In die tijd brachten de Arabieren rijst, sinaasappelen en saffraan naar Sicilië, drie bestanddelen die je in iedere arancini terug ziet, al is dat voor wat betreft de sinaasappel alleen in de naam (arancinu is Siciliaans voor sinaasappeltje of mandarijn).
Het rijstballetje is mytisch. Met Santa Lucia, het feest van de zonnewende, wordt op Sicilië geen pasta, geen brood, maar worden arincini gegeten. Arincini, het meervoud van arancino. Veelal gevuld met een ragù, zoals in dit recept het geval is, maar ook met legio andere ingrediënten, veelal regionale.
Het recept is bedoeld voor een vijftiental arancini. Gebruik arborio-rijst voor een romig resultaat, canaroli voor een fijne textuur. In dit recept wordt geen kaas gebruikt. Wil je kaas aan de vulling toevoegen, gebruik dan 150 gram caciocavallo of een andere getrokken kaas, bijvoorbeeld provola, en snijd deze in kleine blokjes. Voeg er eventueel wat kleine stukjes pikante worst aan toe (bijvoorbeeld Salame Sant'Angelo di Brolo IGP).

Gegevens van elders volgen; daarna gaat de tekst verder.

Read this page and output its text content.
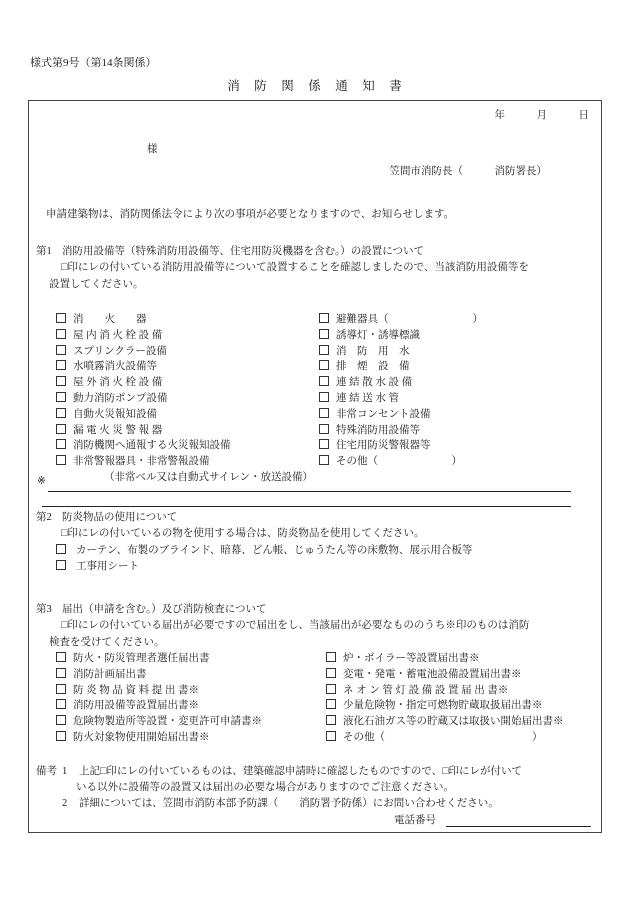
様式第9号（第14条関係）
消　防　関　係　通　知　書
年　　　月　　　日
様
笠間市消防長（　　　消防署長）
申請建築物は、消防関係法令により次の事項が必要となりますので、お知らせします。
第1 消防用設備等（特殊消防用設備等、住宅用防災機器を含む。）の設置について
□印にレの付いている消防用設備等について設置することを確認しましたので、当該消防用設備等を
設置してください。
消　　火　　器
屋 内 消 火 栓 設 備
スプリンクラー設備
水噴霧消火設備等
屋 外 消 火 栓 設 備
動力消防ポンプ設備
自動火災報知設備
漏 電 火 災 警 報 器
消防機関へ通報する火災報知設備
非常警報器具・非常警報設備
（非常ベル又は自動式サイレン・放送設備）
避難器具（　　　　　　　　）
誘導灯・誘導標識
消　防　用　水
排　煙　設　備
連 結 散 水 設 備
連 結 送 水 管
非常コンセント設備
特殊消防用設備等
住宅用防災警報器等
その他（　　　　　　　）
※
第2 防炎物品の使用について
□印にレの付いているの物を使用する場合は、防炎物品を使用してください。
カーテン、布製のブラインド、暗幕、どん帳、じゅうたん等の床敷物、展示用合板等
工事用シート
第3 届出（申請を含む。）及び消防検査について
□印にレの付いている届出が必要ですので届出をし、当該届出が必要なもののうち※印のものは消防
検査を受けてください。
防火・防災管理者選任届出書
消防計画届出書
防 炎 物 品 資 料 提 出 書※
消防用設備等設置届出書※
危険物製造所等設置・変更許可申請書※
防火対象物使用開始届出書※
炉・ボイラー等設置届出書※
変電・発電・蓄電池設備設置届出書※
ネ オ ン 管 灯 設 備 設 置 届 出 書※
少量危険物・指定可燃物貯蔵取扱届出書※
液化石油ガス等の貯蔵又は取扱い開始届出書※
その他（　　　　　　　　　　　　　　）
備考 1	上記□印にレの付いているものは、建築確認申請時に確認したものですので、□印にレが付いて
いる以外に設備等の設置又は届出の必要な場合がありますのでご注意ください。
2	詳細については、笠間市消防本部予防課（　　消防署予防係）にお問い合わせください。
電話番号
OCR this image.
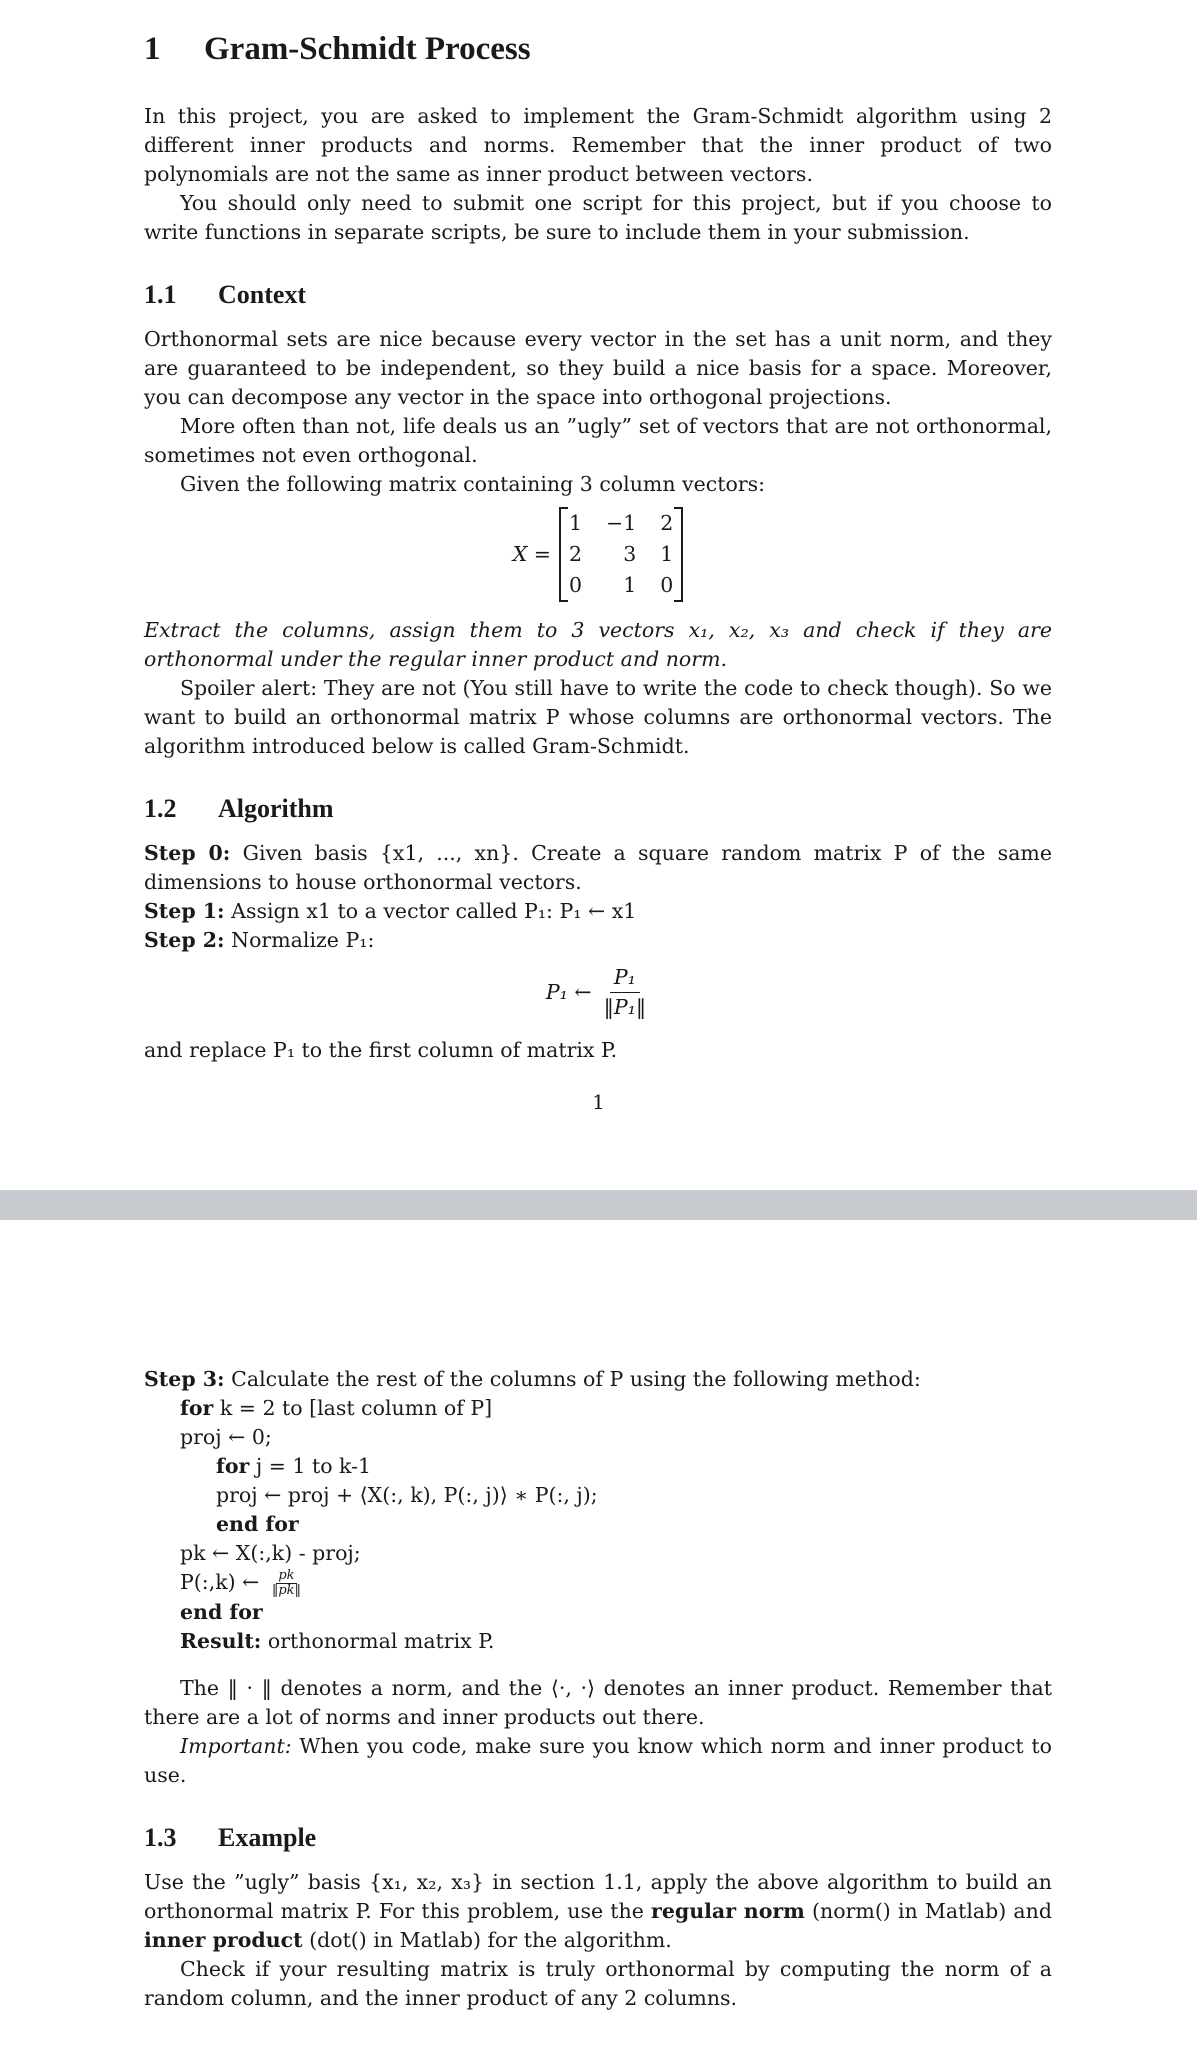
1 Gram-Schmidt Process

In this project, you are asked to implement the Gram-Schmidt algorithm using 2 different inner products and norms. Remember that the inner product of two polynomials are not the same as inner product between vectors.

You should only need to submit one script for this project, but if you choose to write functions in separate scripts, be sure to include them in your submission.

1.1 Context

Orthonormal sets are nice because every vector in the set has a unit norm, and they are guaranteed to be independent, so they build a nice basis for a space. Moreover, you can decompose any vector in the space into orthogonal projections.

More often than not, life deals us an ”ugly” set of vectors that are not orthonormal, sometimes not even orthogonal.

Given the following matrix containing 3 column vectors:

X =
1 −1 2
2	3 1
0	1 0

Extract the columns, assign them to 3 vectors x₁, x₂, x₃ and check if they are orthonormal under the regular inner product and norm.

Spoiler alert: They are not (You still have to write the code to check though). So we want to build an orthonormal matrix P whose columns are orthonormal vectors. The algorithm introduced below is called Gram-Schmidt.

1.2 Algorithm

Step 0: Given basis {x1, ..., xn}. Create a square random matrix P of the same dimensions to house orthonormal vectors.

Step 1: Assign x1 to a vector called P₁: P₁ ← x1

Step 2: Normalize P₁:

P₁ ← $\frac{\text{P₁}}{\text{‖P₁‖}}$

and replace P₁ to the first column of matrix P.

1

Step 3: Calculate the rest of the columns of P using the following method:

for k = 2 to [last column of P]
proj ← 0;
for j = 1 to k-1
proj ← proj + ⟨X(:, k), P(:, j)⟩ ∗ P(:, j);
end for
pk ← X(:,k) - proj;
P(:,k) ← $\frac{pk}{‖pk‖}$
end for
Result: orthonormal matrix P.

The ‖ · ‖ denotes a norm, and the ⟨·, ·⟩ denotes an inner product. Remember that there are a lot of norms and inner products out there.

Important: When you code, make sure you know which norm and inner product to use.

1.3 Example

Use the ”ugly” basis {x₁, x₂, x₃} in section 1.1, apply the above algorithm to build an orthonormal matrix P. For this problem, use the regular norm (norm() in Matlab) and inner product (dot() in Matlab) for the algorithm.

Check if your resulting matrix is truly orthonormal by computing the norm of a random column, and the inner product of any 2 columns.
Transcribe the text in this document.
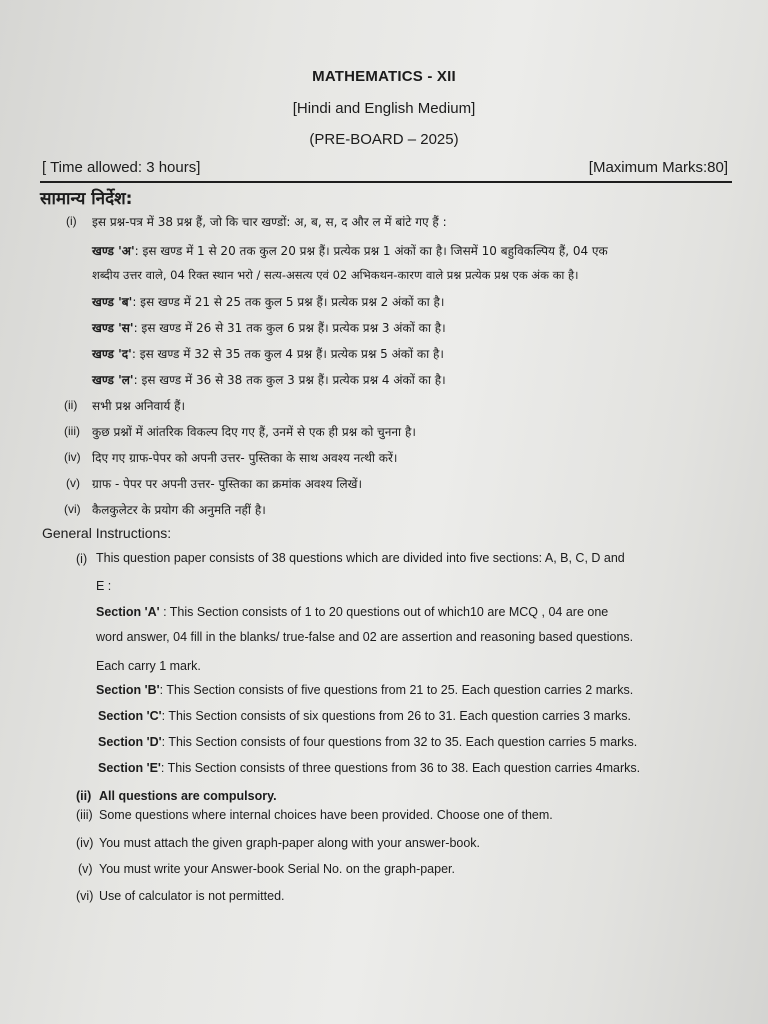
MATHEMATICS - XII
[Hindi and English Medium]
(PRE-BOARD – 2025)
[ Time allowed: 3 hours]	[Maximum Marks:80]
सामान्य निर्देश:
(i) इस प्रश्न-पत्र में 38 प्रश्न हैं, जो कि चार खण्डों: अ, ब, स, द और ल में बांटे गए हैं :
खण्ड 'अ': इस खण्ड में 1 से 20 तक कुल 20 प्रश्न हैं। प्रत्येक प्रश्न 1 अंकों का है। जिसमें 10 बहुविकल्पिय हैं, 04 एक
शब्दीय उत्तर वाले, 04 रिक्त स्थान भरो / सत्य-असत्य एवं 02 अभिकथन-कारण वाले प्रश्न प्रत्येक प्रश्न एक अंक का है।
खण्ड 'ब': इस खण्ड में 21 से 25 तक कुल 5 प्रश्न हैं। प्रत्येक प्रश्न 2 अंकों का है।
खण्ड 'स': इस खण्ड में 26 से 31 तक कुल 6 प्रश्न हैं। प्रत्येक प्रश्न 3 अंकों का है।
खण्ड 'द': इस खण्ड में 32 से 35 तक कुल 4 प्रश्न हैं। प्रत्येक प्रश्न 5 अंकों का है।
खण्ड 'ल': इस खण्ड में 36 से 38 तक कुल 3 प्रश्न हैं। प्रत्येक प्रश्न 4 अंकों का है।
(ii) सभी प्रश्न अनिवार्य हैं।
(iii) कुछ प्रश्नों में आंतरिक विकल्प दिए गए हैं, उनमें से एक ही प्रश्न को चुनना है।
(iv) दिए गए ग्राफ-पेपर को अपनी उत्तर- पुस्तिका के साथ अवश्य नत्थी करें।
(v) ग्राफ - पेपर पर अपनी उत्तर- पुस्तिका का क्रमांक अवश्य लिखें।
(vi) कैलकुलेटर के प्रयोग की अनुमति नहीं है।
General Instructions:
(i) This question paper consists of 38 questions which are divided into five sections: A, B, C, D and
E :
Section 'A' : This Section consists of 1 to 20 questions out of which10 are MCQ , 04 are one
word answer, 04 fill in the blanks/ true-false and 02 are assertion and reasoning based questions.
Each carry 1 mark.
Section 'B': This Section consists of five questions from 21 to 25. Each question carries 2 marks.
Section 'C': This Section consists of six questions from 26 to 31. Each question carries 3 marks.
Section 'D': This Section consists of four questions from 32 to 35. Each question carries 5 marks.
Section 'E': This Section consists of three questions from 36 to 38. Each question carries 4marks.
(ii) All questions are compulsory.
(iii) Some questions where internal choices have been provided. Choose one of them.
(iv) You must attach the given graph-paper along with your answer-book.
(v) You must write your Answer-book Serial No. on the graph-paper.
(vi) Use of calculator is not permitted.
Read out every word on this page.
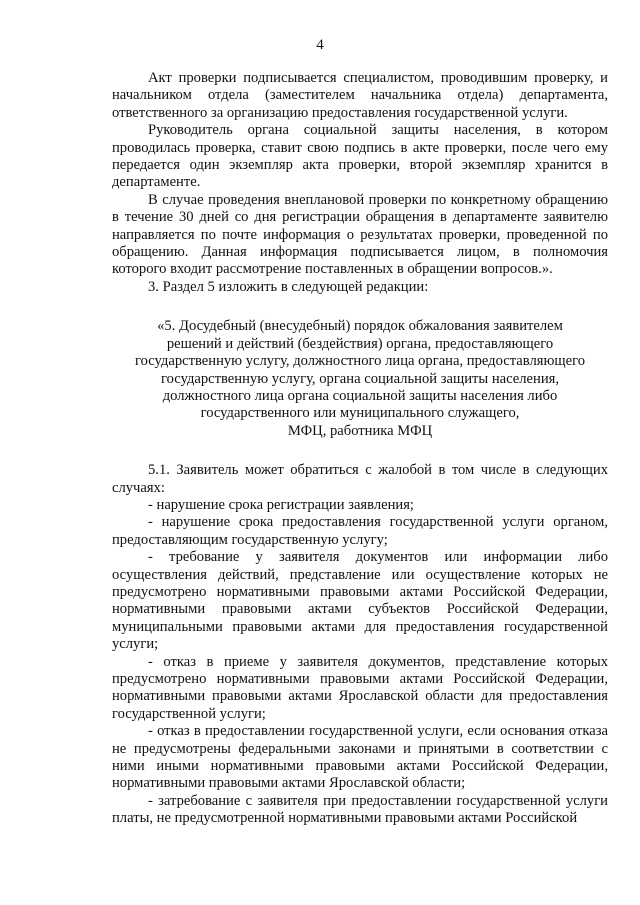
4

Акт проверки подписывается специалистом, проводившим проверку, и начальником отдела (заместителем начальника отдела) департамента, ответственного за организацию предоставления государственной услуги.

Руководитель органа социальной защиты населения, в котором проводилась проверка, ставит свою подпись в акте проверки, после чего ему передается один экземпляр акта проверки, второй экземпляр хранится в департаменте.

В случае проведения внеплановой проверки по конкретному обращению в течение 30 дней со дня регистрации обращения в департаменте заявителю направляется по почте информация о результатах проверки, проведенной по обращению. Данная информация подписывается лицом, в полномочия которого входит рассмотрение поставленных в обращении вопросов.».

3. Раздел 5 изложить в следующей редакции:

«5. Досудебный (внесудебный) порядок обжалования заявителем
решений и действий (бездействия) органа, предоставляющего
государственную услугу, должностного лица органа, предоставляющего
государственную услугу, органа социальной защиты населения,
должностного лица органа социальной защиты населения либо
государственного или муниципального служащего,
МФЦ, работника МФЦ

5.1. Заявитель может обратиться с жалобой в том числе в следующих случаях:

- нарушение срока регистрации заявления;

- нарушение срока предоставления государственной услуги органом, предоставляющим государственную услугу;

- требование у заявителя документов или информации либо осуществления действий, представление или осуществление которых не предусмотрено нормативными правовыми актами Российской Федерации, нормативными правовыми актами субъектов Российской Федерации, муниципальными правовыми актами для предоставления государственной услуги;

- отказ в приеме у заявителя документов, представление которых предусмотрено нормативными правовыми актами Российской Федерации, нормативными правовыми актами Ярославской области для предоставления государственной услуги;

- отказ в предоставлении государственной услуги, если основания отказа не предусмотрены федеральными законами и принятыми в соответствии с ними иными нормативными правовыми актами Российской Федерации, нормативными правовыми актами Ярославской области;

- затребование с заявителя при предоставлении государственной услуги платы, не предусмотренной нормативными правовыми актами Российской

Maak de risotto zafferano volgens het basisrecept, met dien verstande dat je de risotto behoorlijk al dente houdt, en minder 'running' dan je anders zou doen. Maak de risotto daags tevoren, en doe datzelfde liefst ook met de ragù.
Laat de risotto goed afkoelen. Spreid de rijst op een bakplaat uit, zodat deze niet alleen afkoelt, maar ook wat droger wordt. Zet de rijst daarna in de koelkast.
Maak een mirepoix van de groenten, en sauteer deze in wat olijfolie. Doe dat op zacht vuur. Voeg geleidelijk het fijngesneden vlees in kleine porties toe, om te bruinen.
Zet het vuur hoog en voeg de wijn toe. Laat deze volledig indampen. Voeg de passata en de tomatenpuree toe, het zout, kruidnagel en de laurier, breng het mengsel aan de kook en zet het vuur daarna laag. Voeg zout en peper toe. Stoof het vlees met het deksel op de pan minstens een uur, liefst langer.
Meng er de doperwtjes door, en zet het mengsel koel weg.
Maak de arancini de dag erop. Maak drie schaaltjes, één met bloem, één met het eimengsel, en één met het fijne broodkruim of paneer.
Bevochtig je handen. Neem een handjevol rijst (circa 180 gram) en vorm daar een peer van. Druk er met je duim een holte in, diep en groot genoeg voor de vulling. De 'wanden' van de arincini moet rondom ngeveer een centimeter dik zijn.
Neem een eetlepel vulling en stop die in de holte. Druk de vulling goed aan. Sluit de arancino en paneer deze. Haal hem achtereenvolgens door de bloem, het losgeklopte ei en de paneer. Ze is nu klaar voor de frituur. maak ook de rst van de arancini.
Zet de arancini op een met paneermeel bestrooide plank. Wanneer je ze voor later bedoeld hebt, zet je ze in de koelkast. Rol ze later nog even door de paneer voordat je gaat frituren. Wil je maar een deel nu frituren, bewaar de rest dan in de vriezer. Ontdooi ze voordat je ze frituurt, en rol ze nogmaals door de paneer.
Laat de arancini een half uur staan, voordat je ze frituurt, om ervoor te zorgen dat de paneerlaag wat kan drogen. Frituur de arancini bij 170° goudbruin, zodat de kaas kan smelten, in 6-10 minuten, afhankelijk van de grootte van de arancini.